We have concluded that giving the plaintiff the benefit of every inference to be drawn from the evidence introduced by her, she failed to introduce any evidence that Butler had authority to bind the company by an oral contract of insurance, and therefore the demurrer of the defendant to the evidence of plaintiff should have been sustained.

The judgment of the trial court is reversed with directions to enter judgment for the defendant.






Concurrence Opinion

Harvey, J.

(concurring specially): I concur in the result, but prefer to state my reasons as follows: As I view the record in this case there is no substantial ground to say that an oral contract of insurance was made, or that anyone connected with the writing of this insurance intended that an oral contract of insurance should be made. While the insurance company planned to insure all of the employees of one employer, if they desired to be insured, the *315insurance was to be effected by applications signed by each of the employees who desired to take such insurance, and the policy issued to the individual insured.

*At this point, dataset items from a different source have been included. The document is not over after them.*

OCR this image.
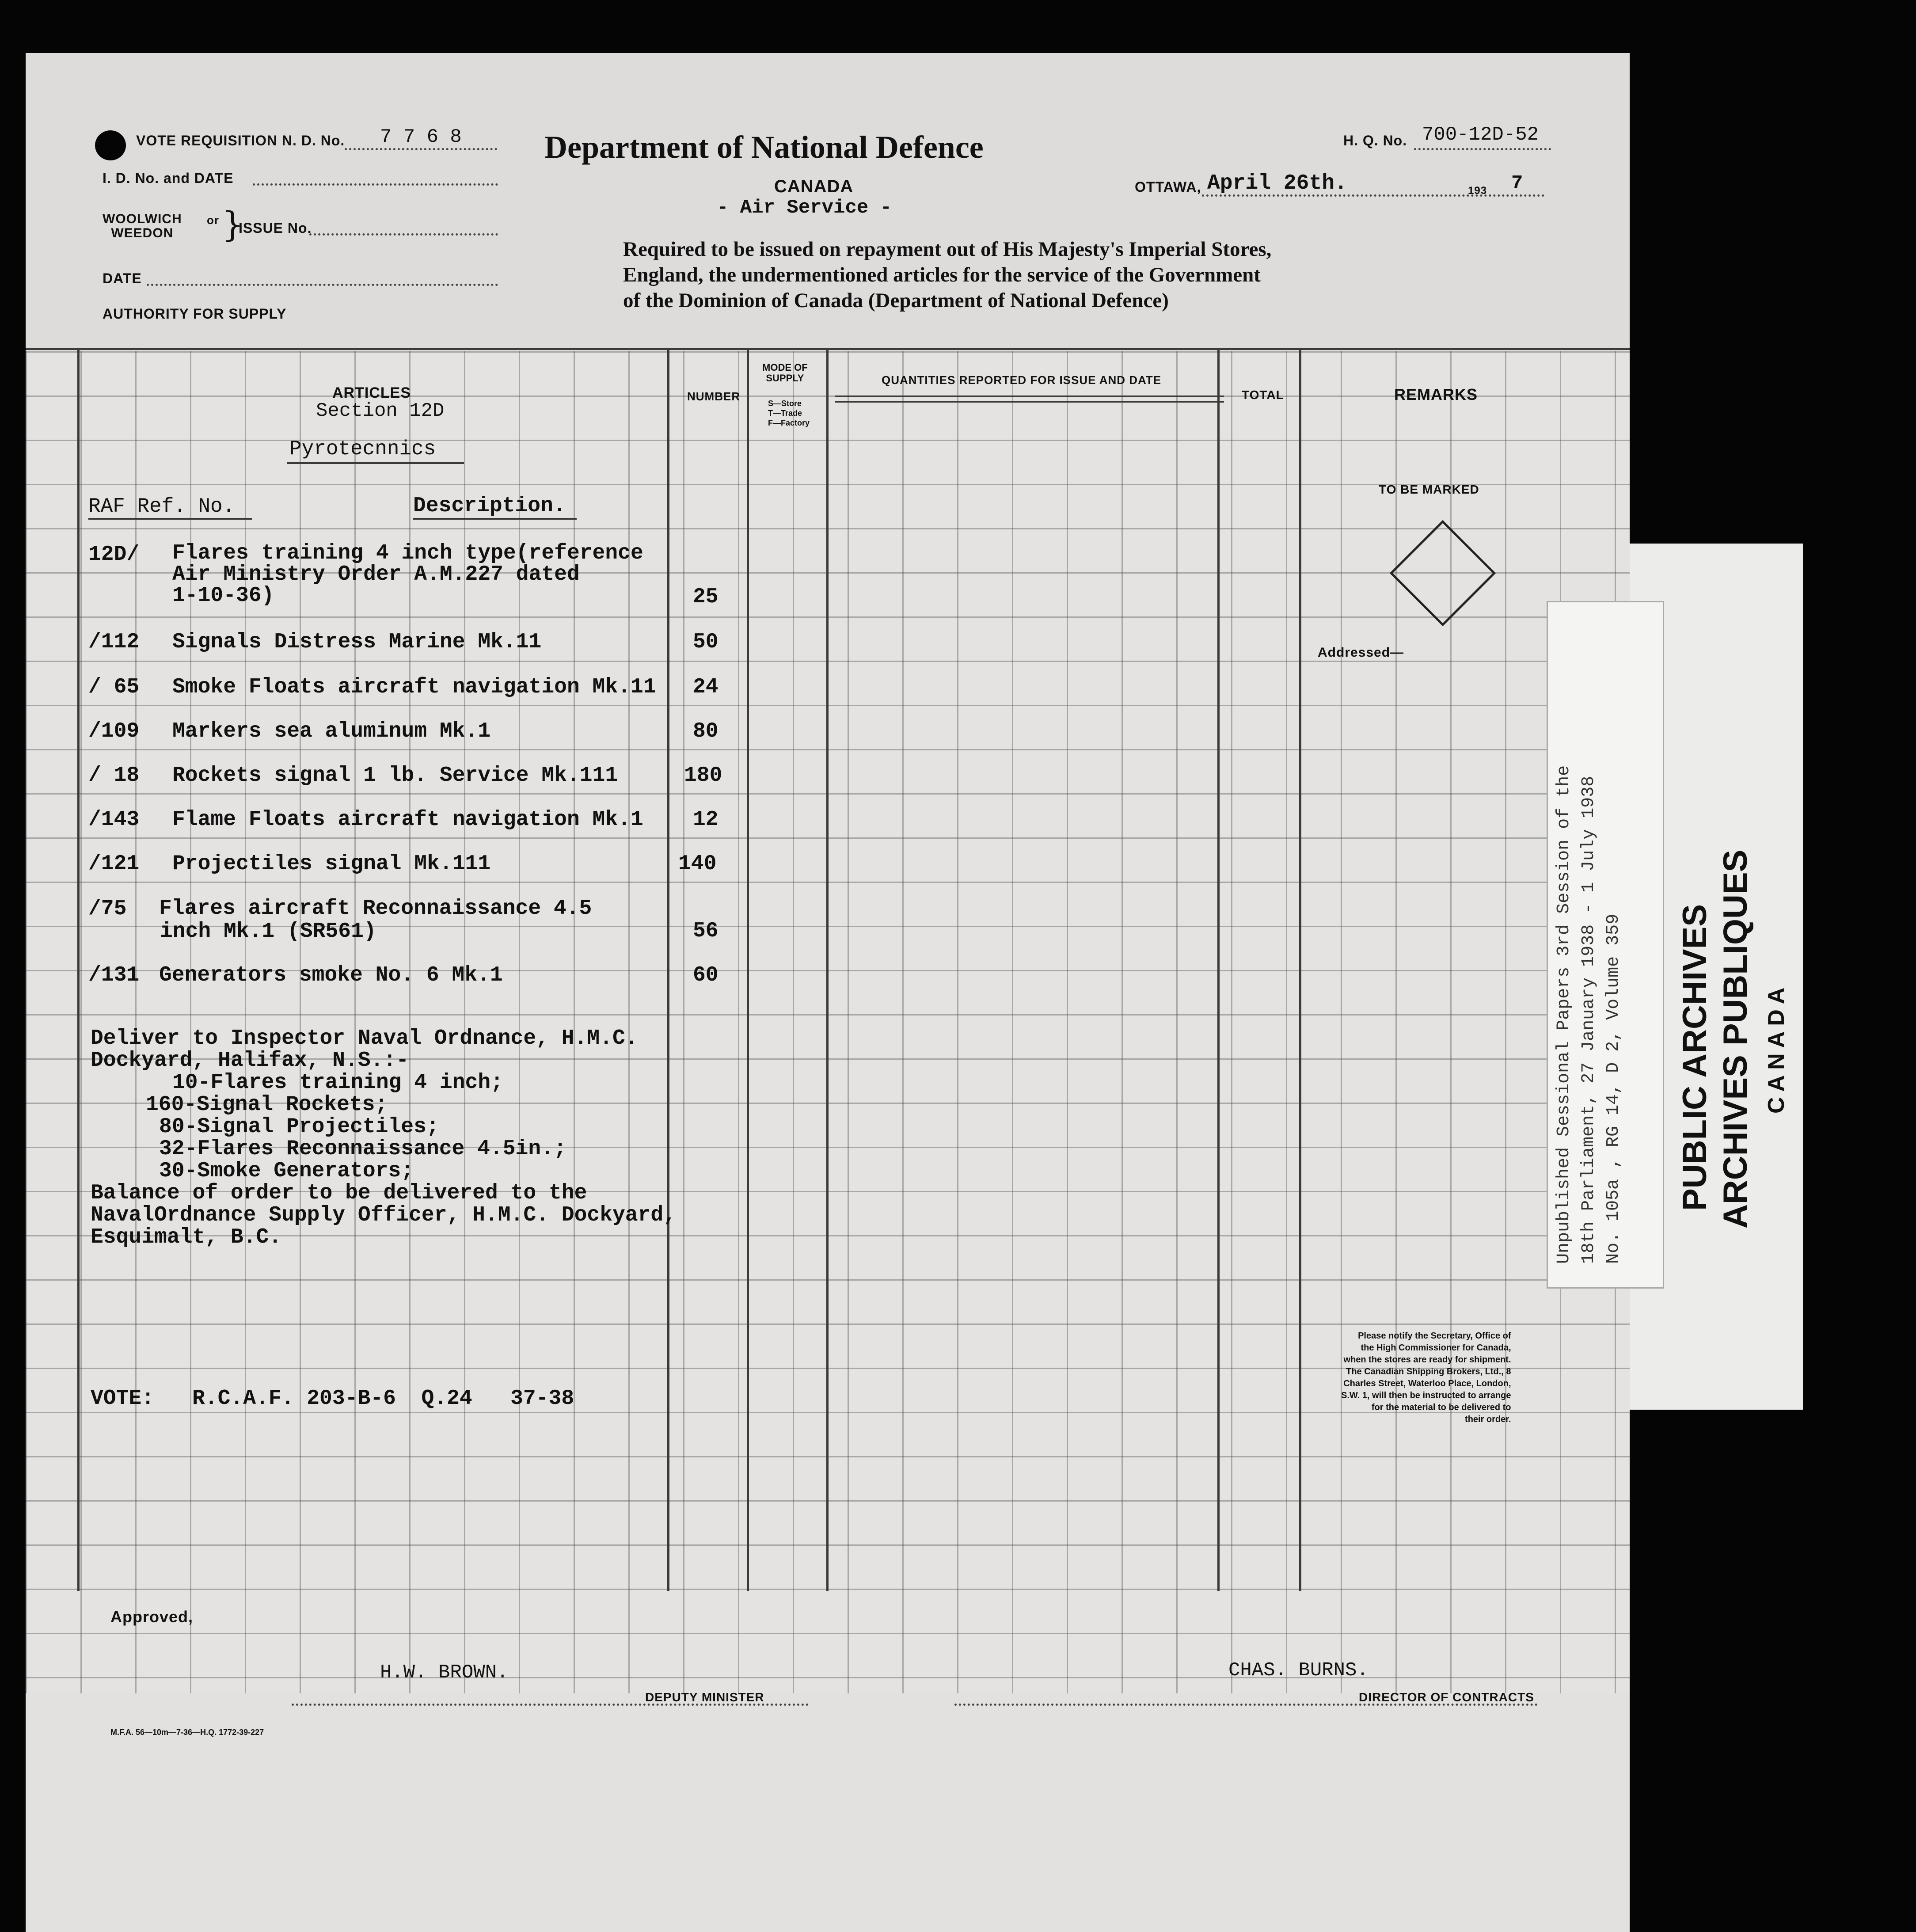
VOTE REQUISITION N. D. No. 7 7 6 8
I. D. No. and DATE
WOOLWICH
WEEDON
or }
ISSUE No.
DATE
AUTHORITY FOR SUPPLY
Department of National Defence
CANADA
- Air Service -
H. Q. No. 700-12D-52
OTTAWA, April 26th.	193 7
Required to be issued on repayment out of His Majesty's Imperial Stores,
England, the undermentioned articles for the service of the Government
of the Dominion of Canada (Department of National Defence)
ARTICLES
Section 12D
Pyrotecnnics
NUMBER
MODE OF
SUPPLY
S—Store
T—Trade
F—Factory
QUANTITIES REPORTED FOR ISSUE AND DATE
TOTAL	REMARKS
RAF Ref. No.	Description.
12D/ Flares training 4 inch type(reference
Air Ministry Order A.M.227 dated
1-10-36)	25
/112 Signals Distress Marine Mk.11	50
/ 65 Smoke Floats aircraft navigation Mk.11 24
/109 Markers sea aluminum Mk.1	80
/ 18 Rockets signal 1 lb. Service Mk.111	180
/143 Flame Floats aircraft navigation Mk.1 12
/121 Projectiles signal Mk.111	140
/75 Flares aircraft Reconnaissance 4.5
inch Mk.1 (SR561)	56
/131 Generators smoke No. 6 Mk.1	60
Deliver to Inspector Naval Ordnance, H.M.C.
Dockyard, Halifax, N.S.:-
10-Flares training 4 inch;
160-Signal Rockets;
80-Signal Projectiles;
32-Flares Reconnaissance 4.5in.;
30-Smoke Generators;
Balance of order to be delivered to the
NavalOrdnance Supply Officer, H.M.C. Dockyard,
Esquimalt, B.C.
VOTE: R.C.A.F. 203-B-6  Q.24   37-38
TO BE MARKED
Addressed—
Please notify the Secretary, Office of
the High Commissioner for Canada,
when the stores are ready for shipment.
The Canadian Shipping Brokers, Ltd., 8
Charles Street, Waterloo Place, London,
S.W. 1, will then be instructed to arrange
for the material to be delivered to
their order.
Approved,
H.W. BROWN.
DEPUTY MINISTER
CHAS. BURNS.
DIRECTOR OF CONTRACTS
M.F.A. 56—10m—7-36—H.Q. 1772-39-227
Unpublished Sessional Papers 3rd Session of the 18th Parliament, 27 January 1938 - 1 July 1938 No. 105a , RG 14, D 2, Volume 359 PUBLIC ARCHIVES ARCHIVES PUBLIQUES CANADA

No group insurance policy was to be issued. Everyone connected with the matter understood those things. There were to be individual applications and individual policies. That is the reason Stephan was asked to make an application. In this he agreed (paragraph 17) that the application should not be binding on the insurer until accepted by it, nor until the policy was accepted by the insured while in good health and free from injury. If Butler did tell Stephan the policy would be in force at once — which there is evidence tending to show — that did not convert the plan of writing this insurance into a parol contract for insurance.